La sola mención de estos antecedentes ya alcanza como para agravar los nervios en un mercado hipersensible. Pero es necesario ver también que lo que marca la gravedad de esos déficits no es solamente su magnitud, sino si hay una contrapartida de entrada de dólares que ayuden a financiar el desequilibrio.
En algunos períodos, los déficits pudieron persistir varios años sin que estallara una crisis porque se equilibró con la «cuenta capital» que incluye los «dólares financieros» -a diferencia de la cuenta corriente, que incluye el comercio exterior, el turismo y los servicios-. Un típico ejemplo fue la gestión de Mauricio Macri, en la que se sostuvo el déficit mientras entraron divisas de los fondos de inversión. En cambio, el gobierno de Cristina Kirchner, que no tenía acceso a los mercados, sufrió incluso inestabilidad incluso con un déficit menor, por lo que terminó implantando los controles que derivaron en el «cepo».

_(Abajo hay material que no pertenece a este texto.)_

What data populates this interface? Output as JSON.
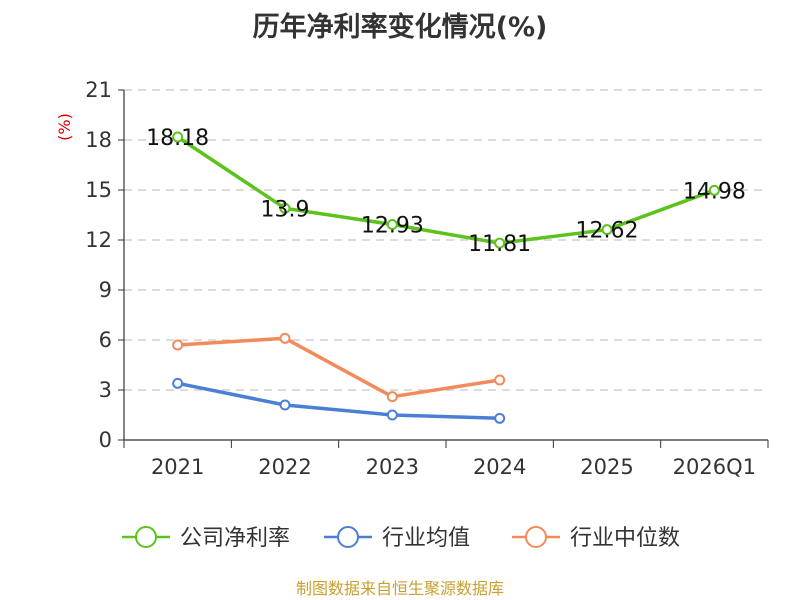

En el caso de Milei, el gobierno trata de convencer al mercado de que, a pesar de que el cepo es un disuasivo para los inversores, esto se compensará con la entrada de dólares por el blanqueo de capitales y la aplicación del RIGI. Y además, claro, está la apuesta de que si Donald Trump gana las elecciones, el FMI afloje su actual postura dura y haga un aporte de dólares frescos.
Mientras tanto, en el mercado siguen aumentando las señales de desconfianza.No por casualidad, entre los economistas circula una célebre frase acuñada por el prestigioso ex ministro brasileño Mario Henrique Simonsen: «la inflación lastima pero la balanza de pagos mata».